Momentum indicators are bearish: RSI hovers around 38, and MACD histograms deepen below the zero line. However, speculative traders anticipate a volatility-driven short-covering rally if the upcoming U.S. sanctions on Rosneft and Lukoil choke tanker routes.

OPEC+ Policy Dilemma: Price Defense vs Market Share

OPEC’s internal tension is intensifying. While Saudi Arabia and UAE favor stability through controlled output, Iraq and Nigeria are ramping exports to counter fiscal pressure. Kazakhstan faces a $166 billion lawsuit in Swiss court involving major Western firms, potentially affecting upstream investment flow. The cartel’s fragmented compliance—hovering around 92%—weakens its ability to maintain price discipline.

As Brent stabilizes near $64, the market appears to have priced in OPEC+ inertia.
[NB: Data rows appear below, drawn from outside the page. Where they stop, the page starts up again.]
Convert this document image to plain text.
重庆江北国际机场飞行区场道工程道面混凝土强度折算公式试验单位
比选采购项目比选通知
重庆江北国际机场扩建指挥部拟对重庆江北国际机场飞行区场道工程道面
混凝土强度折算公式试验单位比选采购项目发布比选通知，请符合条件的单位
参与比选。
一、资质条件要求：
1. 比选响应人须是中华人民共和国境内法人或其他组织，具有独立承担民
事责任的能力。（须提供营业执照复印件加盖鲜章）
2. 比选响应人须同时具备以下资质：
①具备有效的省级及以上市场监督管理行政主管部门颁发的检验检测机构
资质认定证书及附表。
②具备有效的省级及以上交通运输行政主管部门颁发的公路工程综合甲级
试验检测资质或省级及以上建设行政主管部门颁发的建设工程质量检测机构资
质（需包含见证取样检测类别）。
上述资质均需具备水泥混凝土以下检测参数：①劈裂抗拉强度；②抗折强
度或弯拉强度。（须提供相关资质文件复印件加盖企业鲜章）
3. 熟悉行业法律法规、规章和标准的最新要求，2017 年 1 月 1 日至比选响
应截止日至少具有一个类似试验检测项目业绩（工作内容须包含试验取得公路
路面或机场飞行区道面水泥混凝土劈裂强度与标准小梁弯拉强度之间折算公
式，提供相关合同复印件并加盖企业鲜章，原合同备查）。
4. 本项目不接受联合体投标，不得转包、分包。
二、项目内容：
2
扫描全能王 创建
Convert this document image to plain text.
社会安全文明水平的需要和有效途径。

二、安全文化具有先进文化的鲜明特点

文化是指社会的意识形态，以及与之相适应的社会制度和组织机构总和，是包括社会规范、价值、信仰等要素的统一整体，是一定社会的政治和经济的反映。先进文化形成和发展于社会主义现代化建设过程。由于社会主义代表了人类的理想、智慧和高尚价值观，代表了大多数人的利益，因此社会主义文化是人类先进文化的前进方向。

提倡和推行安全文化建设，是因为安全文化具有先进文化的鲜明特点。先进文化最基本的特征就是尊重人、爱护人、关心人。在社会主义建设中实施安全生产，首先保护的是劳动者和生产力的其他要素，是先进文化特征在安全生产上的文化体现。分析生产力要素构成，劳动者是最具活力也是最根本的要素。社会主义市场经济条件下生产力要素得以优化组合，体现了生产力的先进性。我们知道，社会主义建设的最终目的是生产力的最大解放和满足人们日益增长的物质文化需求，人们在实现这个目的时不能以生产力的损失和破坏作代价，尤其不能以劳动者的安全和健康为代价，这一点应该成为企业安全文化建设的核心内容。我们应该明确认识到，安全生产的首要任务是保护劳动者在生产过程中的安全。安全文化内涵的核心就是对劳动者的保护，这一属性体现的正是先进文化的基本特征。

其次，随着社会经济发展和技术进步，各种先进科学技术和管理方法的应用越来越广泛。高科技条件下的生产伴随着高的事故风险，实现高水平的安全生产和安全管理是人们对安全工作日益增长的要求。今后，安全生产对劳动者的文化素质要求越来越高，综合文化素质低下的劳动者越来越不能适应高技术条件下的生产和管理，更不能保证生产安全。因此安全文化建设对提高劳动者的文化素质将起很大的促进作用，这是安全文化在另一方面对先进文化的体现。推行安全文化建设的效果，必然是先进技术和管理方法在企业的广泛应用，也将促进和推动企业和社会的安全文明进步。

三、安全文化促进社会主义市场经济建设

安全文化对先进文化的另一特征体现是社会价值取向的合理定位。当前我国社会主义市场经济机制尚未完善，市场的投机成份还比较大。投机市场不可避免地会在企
Traders expect no meaningful intervention until prices threaten the $55 handle, historically the fiscal break-even for mid-tier producers.

Asia’s Demand Pulse And U.S. Dollar Correlation

China’s crude stockpiling rose sharply in October, with imports exceeding 11.6 million b/d, yet refinery runs remain flat, indicating storage accumulation rather than consumption. India continues redirecting purchases away from Russia, with Reliance Industries sourcing Kuwaiti crude instead. Meanwhile, the USD Index (DXY) climbed above 107, intensifying downward pressure on commodities priced in dollars.

Japan’s Tokyo Gas (TYO:9531) exited its Louisiana upstream assets for $255 million, marking another strategic retreat of Asian capital from U.S. shale exposure. These developments highlight how currency strength, inventory overhang, and investor repositioning are collectively suppressing crude upside.

Key Industrial And Regulatory Shifts Reshape Energy Landscape

TotalEnergies’ Corsica fine by France’s Competition Authority over fuel depot access—now under appeal—illustrates regulatory scrutiny expanding beyond carbon emissions into logistics and pricing transparency. Simultaneously, the Trump administration’s 12.5% Gulf royalty announcement triggered political friction, reinforcing the administration’s pivot toward traditional hydrocarbon development.

This regulatory complexity, coupled with Europe’s refinery closures, accelerates deindustrialization risk, as ExxonMobil confirmed the shutdown of its Fife ethylene plant in Scotland by early 2026, citing policy-induced uncompetitiveness.

TradingNews Verdict: Crude Oil (CL=F, BZ=F) – Hold With Downside Bias Until 2026 Rebalance

The combination of swelling inventories, muted OPEC+ action, and an unstoppable wave of non-OPEC supply caps any sustained rebound. WTI (CL=F) at $60.11 and Brent (BZ=F) at $64.23 reflect markets trapped between macro oversupply and intermittent geopolitical jolts. Short-term volatility is likely around the Rosneft/Lukoil sanctions window, but structural bearish fundamentals dominate.

Unless inventory draws or production cuts emerge by Q1 2026, crude remains range-bound with a downside bias toward $56–$58 for WTI and $62–$63 for Brent. Long-term equilibrium may not return until late 2026, when OPEC+ and U.S. shale self-correct through lower capex. For now, the TradingNews stance is Hold, with caution toward bearish risk as the global glut deepens.